Мужчина на секунду задумался.

— Ложь! Меня больше всего раздражает ложь!

— Вас кто-то обманул?

— Да люди обманывают друг друга каждый день! По сто тысяч миллионов раз за день! А знаете что, доктор, больше всего раздражает? Что люди не ищут правды. Все принимают эту ложь как должное. Как будто так и должно быть! А сами врут, врут и еще раз врут друг другу, мне, себе. Всем.

— Может быть какой-то случай запомнился вам больше других? Расскажите мне о нем.

— Я этих случаев могу рассказать столько, что у вас блокнота не хватит записывать, — мужчина выдохнул и немного помолчал, — с самого безобидного можно начать. Вот возьмем культуру. Вы, доктор, видели картины, которыми восторгаются люди? Вы их видели? Этот идиотский черный квадрат… Я полдня просидел напротив него и знаете что? Кроме черного, чтоб ему пусто было, квадрата, я ничего там не увидел! Представляете, доктор? Это просто черный, мать его, квадрат! Кто сказал людям, что это шедевр? Почему они поверили ему? Да, в конце концов, как это произошло? Но на этом не остановились! Затем они стали брать холсты, и просто размазывать по ним разноцветные краски. И знаете что? Люди стали восторгаться и этим! Скажите мне, как можно сравнить два холста, измазанные краской и определить, что здесь шедевр, а что нет? Как это можно сделать? Не знаете? Вот и я не знаю. А вы придите на какую-нибудь выставку подобных картин и посмотрите на лица людей. Таких умных и загадочных лиц вы больше нигде не увидите! И когда ты оказываешься среди них, ты чувствуешь себя идиотом. Как будто тебе в магазине продали резиновую колбасу. Ты возвращаешься в магазин, чтобы вернуть ее и видишь, что за ней стоит очередь. Тебе становится стыдно, ты возвращаешься домой и начинаешь есть ее, одновременно думая: «Ведь там была такая очередь за этой колбасой! Наверное, я просто ничего не понимаю, на самом деле она очень вкусная». Жуешь ее, кое-как глотаешь и продолжаешь думать о том, что ты просто необразованный тюфяк, раз не чувствуешь вкуса этой прекрасной колбасы… И точно так же в картинной галерее. Через несколько минут ты делаешь такое же умное и чертовски вдумчивое лицо и ходишь мимо этих холстов, на которых кроме разноцветных пятен ничего нет, а сам украдкой поглядываешь на людей рядом с тобой. А они поглядывают на тебя. Вы ни черта не понимаете, как реагировать на этот кошмар, но никому не придет в голову сказать: «Товарищи! Сдается мне, что на этих картинах нарисовано какое-то дерьмо!». Потому что его забьют кисточками до смерти! Ведь согласиться с этим, значит признать то, что ты два часа ходил тут как дурак и ни черта не понял!

Мужчина замолчал на несколько минут, переводя дыхание.

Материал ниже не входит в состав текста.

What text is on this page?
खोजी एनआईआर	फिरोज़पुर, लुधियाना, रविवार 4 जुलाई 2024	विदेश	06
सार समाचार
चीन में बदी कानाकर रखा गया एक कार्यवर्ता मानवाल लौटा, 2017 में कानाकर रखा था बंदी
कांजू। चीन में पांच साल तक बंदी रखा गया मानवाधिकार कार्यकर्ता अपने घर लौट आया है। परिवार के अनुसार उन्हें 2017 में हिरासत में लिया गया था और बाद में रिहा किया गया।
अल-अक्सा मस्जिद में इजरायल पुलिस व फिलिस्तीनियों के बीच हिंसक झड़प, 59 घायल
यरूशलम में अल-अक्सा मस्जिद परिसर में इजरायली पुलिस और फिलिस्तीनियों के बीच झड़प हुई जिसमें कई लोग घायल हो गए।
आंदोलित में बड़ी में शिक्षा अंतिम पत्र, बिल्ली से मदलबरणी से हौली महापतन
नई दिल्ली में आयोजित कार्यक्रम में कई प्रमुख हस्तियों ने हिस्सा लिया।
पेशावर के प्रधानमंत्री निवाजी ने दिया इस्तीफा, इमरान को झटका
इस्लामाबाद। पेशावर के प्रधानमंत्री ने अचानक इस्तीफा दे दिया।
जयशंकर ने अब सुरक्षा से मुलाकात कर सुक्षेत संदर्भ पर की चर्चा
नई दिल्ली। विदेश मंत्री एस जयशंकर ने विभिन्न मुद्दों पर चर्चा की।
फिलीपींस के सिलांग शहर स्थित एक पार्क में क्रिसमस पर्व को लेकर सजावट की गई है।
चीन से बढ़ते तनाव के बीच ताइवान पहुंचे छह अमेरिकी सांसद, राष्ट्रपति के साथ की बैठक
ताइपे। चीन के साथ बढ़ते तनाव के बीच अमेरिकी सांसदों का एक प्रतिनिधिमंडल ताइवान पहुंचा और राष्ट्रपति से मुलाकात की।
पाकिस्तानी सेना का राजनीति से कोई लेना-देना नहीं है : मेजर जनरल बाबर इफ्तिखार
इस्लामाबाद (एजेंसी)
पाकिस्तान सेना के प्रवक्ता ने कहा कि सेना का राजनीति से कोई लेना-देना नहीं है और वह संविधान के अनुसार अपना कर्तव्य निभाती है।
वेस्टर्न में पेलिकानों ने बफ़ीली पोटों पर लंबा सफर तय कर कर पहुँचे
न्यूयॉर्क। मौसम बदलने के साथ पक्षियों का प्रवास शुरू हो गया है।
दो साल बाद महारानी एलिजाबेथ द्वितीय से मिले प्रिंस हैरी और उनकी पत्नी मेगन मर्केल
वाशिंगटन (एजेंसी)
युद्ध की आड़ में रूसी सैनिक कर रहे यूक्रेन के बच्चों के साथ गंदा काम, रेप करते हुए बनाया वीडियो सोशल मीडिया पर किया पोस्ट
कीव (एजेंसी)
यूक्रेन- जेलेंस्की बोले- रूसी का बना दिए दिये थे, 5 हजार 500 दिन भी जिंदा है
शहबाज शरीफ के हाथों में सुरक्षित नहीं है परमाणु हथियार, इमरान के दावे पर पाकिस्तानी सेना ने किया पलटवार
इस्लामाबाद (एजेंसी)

— Все врут сами себе! А потом начинают врать другим. Те смотрят на них и думают: «Ты посмотри, какие умные люди! Я ни черта в этом не разбираюсь, но я сделаю вид, что понимаю их. Для этого я буду с важным видом кивать головой». И вот уже двое стоят и обсуждают то, в чем одинаково не понимают. И так по цепочке… Где правда, доктор?

— Это всё, что вас волнует?

— Нет. Посмотрите на мир. На людей в этом мире. Да что далеко ходить — посмотрите телевизор! Даже там уже врут, не скрываясь и не думая о том, поверит им кто-то или нет. Достаточно выйти, встать перед камерой и сказать какую-нибудь чушь. Всё! Этого хватит.